I’ll be happy with their answer even if it is NO. It will give me an excuse to blow my budget and get a Skulltrail with dual quad Xeons. That may or may not work, I’ll take my chances; but if I am going to buy an nVidia board with nVidia GPU’s &ct. I think I should be able to find out in advance.

Skippy

just have a look here

[url=“GeForce Graphics Cards - Ultimate PC Gaming”]Page Not Found | NVIDIA

and then here

[url=“http://www.nvidia.co.uk/page/geforce_9800gtx.html”]http://www.nvidia.co.uk/page/geforce_9800gtx.html[/url]

see how they show triple cards in the gtx but only gx2, showing you cant run 3

main reason is probably because 6 gpu’s just doesnt scale, or the drivers cant handle more than 4.

best thing to do is get 2 gx2’s, thats 4 gpu’s and is pretty good :P

btw the skulltrail requires fully buffered ram which is expensive and isnt as fast as regular ddr2 ram as its server class ram, designed for reliability and fault protection.

These are for SLI application. CUDA doesn’t support SLI and the GX2’s have to have their internal SLI disabled to function with CUDA. Memory (host to device) bandwidth requirements depend on the particular application; in some cases it can be negligible.
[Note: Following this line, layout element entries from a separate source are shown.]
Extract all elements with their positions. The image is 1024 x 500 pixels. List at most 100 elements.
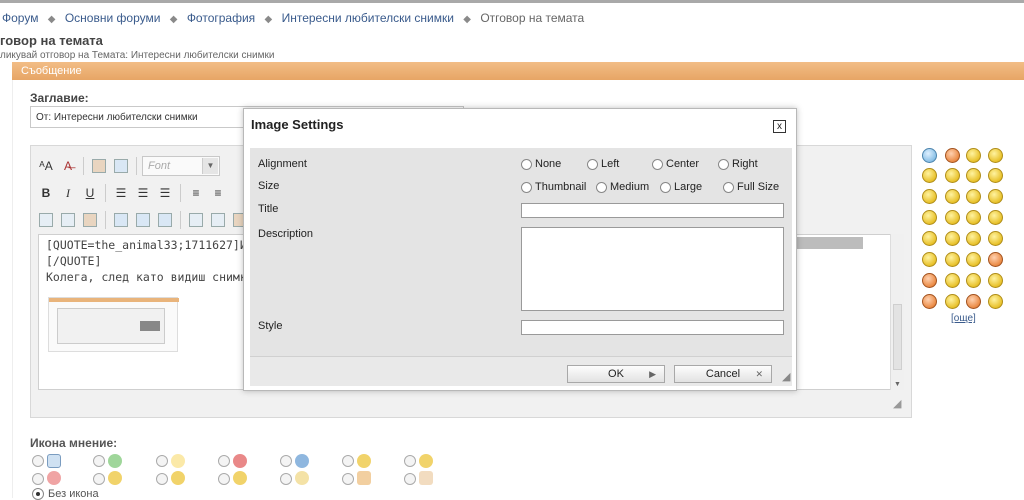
- no-icon-radio[interactable]: [32, 488, 44, 500]
- post-icon-radio[interactable]: [32, 455, 44, 467]
- ordered-list-icon[interactable]: ≡: [186, 183, 206, 203]
- post-icon-radio[interactable]: [93, 473, 105, 485]
- smiley-icon[interactable]: [966, 148, 981, 163]
- smiley-icon[interactable]: [966, 231, 981, 246]
- radio-center[interactable]: [652, 158, 663, 170]
- smiley-icon[interactable]: [945, 210, 960, 225]
- unlink-icon[interactable]: [133, 210, 153, 230]
- radio-full-size[interactable]: [723, 181, 734, 193]
- embedded-image-thumbnail[interactable]: [48, 297, 179, 352]
- smiley-icon[interactable]: [988, 231, 1003, 246]
- undo-icon[interactable]: [36, 210, 56, 230]
- smiley-icon[interactable]: [922, 294, 937, 309]
- alignment-left-option[interactable]: Left: [587, 158, 619, 170]
- more-smilies-link[interactable]: [още]: [951, 313, 976, 324]
- smiley-icon[interactable]: [945, 168, 960, 183]
- radio-right[interactable]: [718, 158, 729, 170]
- post-icon-radio[interactable]: [218, 473, 230, 485]
- smiley-icon[interactable]: [966, 294, 981, 309]
- breadcrumb-amateur-photos[interactable]: Интересни любителски снимки: [282, 11, 454, 25]
- smiley-icon[interactable]: [988, 273, 1003, 288]
- post-icon-radio[interactable]: [156, 455, 168, 467]
- paste-icon[interactable]: [89, 156, 109, 176]
- smiley-icon[interactable]: [988, 189, 1003, 204]
- post-icon-radio[interactable]: [404, 455, 416, 467]
- smiley-icon[interactable]: [922, 231, 937, 246]
- smiley-icon[interactable]: [988, 168, 1003, 183]
- link-icon[interactable]: [111, 210, 131, 230]
- smiley-icon[interactable]: [966, 210, 981, 225]
- font-select[interactable]: Font ▼: [142, 156, 220, 176]
- post-icon-radio[interactable]: [280, 473, 292, 485]
- ok-button[interactable]: OK ▶: [567, 365, 665, 383]
- alignment-center-option[interactable]: Center: [652, 158, 699, 170]
- bold-button[interactable]: B: [36, 183, 56, 203]
- breadcrumb-main-forums[interactable]: Основни форуми: [65, 11, 161, 25]
- smiley-icon[interactable]: [945, 231, 960, 246]
- smiley-icon[interactable]: [922, 273, 937, 288]
- post-icon-radio[interactable]: [32, 473, 44, 485]
- email-link-icon[interactable]: [155, 210, 175, 230]
- smiley-icon[interactable]: [945, 252, 960, 267]
- smiley-icon[interactable]: [988, 210, 1003, 225]
- resize-grip-icon[interactable]: ◢: [893, 397, 905, 410]
- video-icon[interactable]: [208, 210, 228, 230]
- size-full-option[interactable]: Full Size: [723, 181, 779, 193]
- editor-scrollbar[interactable]: ▼: [890, 234, 904, 390]
- smiley-icon[interactable]: [922, 148, 937, 163]
- close-icon[interactable]: x: [773, 120, 786, 133]
- table-icon[interactable]: [80, 210, 100, 230]
- smiley-icon[interactable]: [966, 168, 981, 183]
- unordered-list-icon[interactable]: ≡: [208, 183, 228, 203]
- radio-left[interactable]: [587, 158, 598, 170]
- breadcrumb-forum[interactable]: Форум: [2, 11, 38, 25]
- smiley-icon[interactable]: [945, 294, 960, 309]
- image-style-input[interactable]: [521, 320, 784, 335]
- image-title-input[interactable]: [521, 203, 784, 218]
- post-icon-radio[interactable]: [342, 455, 354, 467]
- redo-icon[interactable]: [58, 210, 78, 230]
- size-large-option[interactable]: Large: [660, 181, 702, 193]
- post-icon-radio[interactable]: [342, 473, 354, 485]
- radio-large[interactable]: [660, 181, 671, 193]
- smiley-icon[interactable]: [988, 252, 1003, 267]
- image-description-textarea[interactable]: [521, 227, 784, 311]
- dialog-resize-grip-icon[interactable]: ◢: [782, 370, 790, 383]
- cancel-button[interactable]: Cancel ✕: [674, 365, 772, 383]
- smiley-icon[interactable]: [922, 252, 937, 267]
- smiley-icon[interactable]: [922, 210, 937, 225]
- align-left-icon[interactable]: ☰: [111, 183, 131, 203]
- smiley-icon[interactable]: [945, 273, 960, 288]
- smiley-icon[interactable]: [988, 294, 1003, 309]
- smiley-icon[interactable]: [922, 168, 937, 183]
- remove-format-icon[interactable]: ᴬA: [36, 156, 56, 176]
- breadcrumb-photography[interactable]: Фотография: [187, 11, 255, 25]
- font-color-icon[interactable]: A̶: [58, 156, 78, 176]
- post-icon-radio[interactable]: [156, 473, 168, 485]
- alignment-none-option[interactable]: None: [521, 158, 561, 170]
- smiley-icon[interactable]: [966, 189, 981, 204]
- post-icon-radio[interactable]: [93, 455, 105, 467]
- smiley-icon[interactable]: [966, 273, 981, 288]
- scroll-down-icon[interactable]: ▼: [894, 381, 901, 388]
- align-right-icon[interactable]: ☰: [155, 183, 175, 203]
- smiley-icon[interactable]: [988, 148, 1003, 163]
- italic-button[interactable]: I: [58, 183, 78, 203]
- size-thumbnail-option[interactable]: Thumbnail: [521, 181, 586, 193]
- smiley-icon[interactable]: [966, 252, 981, 267]
- radio-none[interactable]: [521, 158, 532, 170]
- alignment-right-option[interactable]: Right: [718, 158, 758, 170]
- post-icon-radio[interactable]: [280, 455, 292, 467]
- post-icon-radio[interactable]: [404, 473, 416, 485]
- align-center-icon[interactable]: ☰: [133, 183, 153, 203]
- scrollbar-thumb[interactable]: [893, 304, 902, 370]
- post-icon-radio[interactable]: [218, 455, 230, 467]
- size-medium-option[interactable]: Medium: [596, 181, 649, 193]
- smiley-icon[interactable]: [945, 189, 960, 204]
- radio-medium[interactable]: [596, 181, 607, 193]
- radio-thumbnail[interactable]: [521, 181, 532, 193]
- underline-button[interactable]: U: [80, 183, 100, 203]
- image-icon[interactable]: [186, 210, 206, 230]
- paste-text-icon[interactable]: [111, 156, 131, 176]
- smiley-icon[interactable]: [922, 189, 937, 204]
In applications which may take days, weeks or months to run slow reliable server memory can be better than ultrafast DDR3. This bandwidth depends on the memory and also the PCIe links (version 1 vs version 2 and x8 versus x16) and there are many different varieties available.

Skippy

That used be the issue with CUDA 0.8 (really old version of CUDA) where the kernel was not asynchronous.

So the CPU had to wait for the kernel to return and that killed performance also it means that you had to have one CPU per GPU.

I don’t think it is a problem with current versions of CUDA.

Cheers

Akshay

You will certainly need 1 thread per GPU, and if your application requires lots of short kernel calls, then you will still observe some slowdown if you don’t have as many CPU cores as GPUs. This is just because the CPU threads will not be able to service the GPU immediately if they aren’t active. Longer running kernels should not have as much of a problem.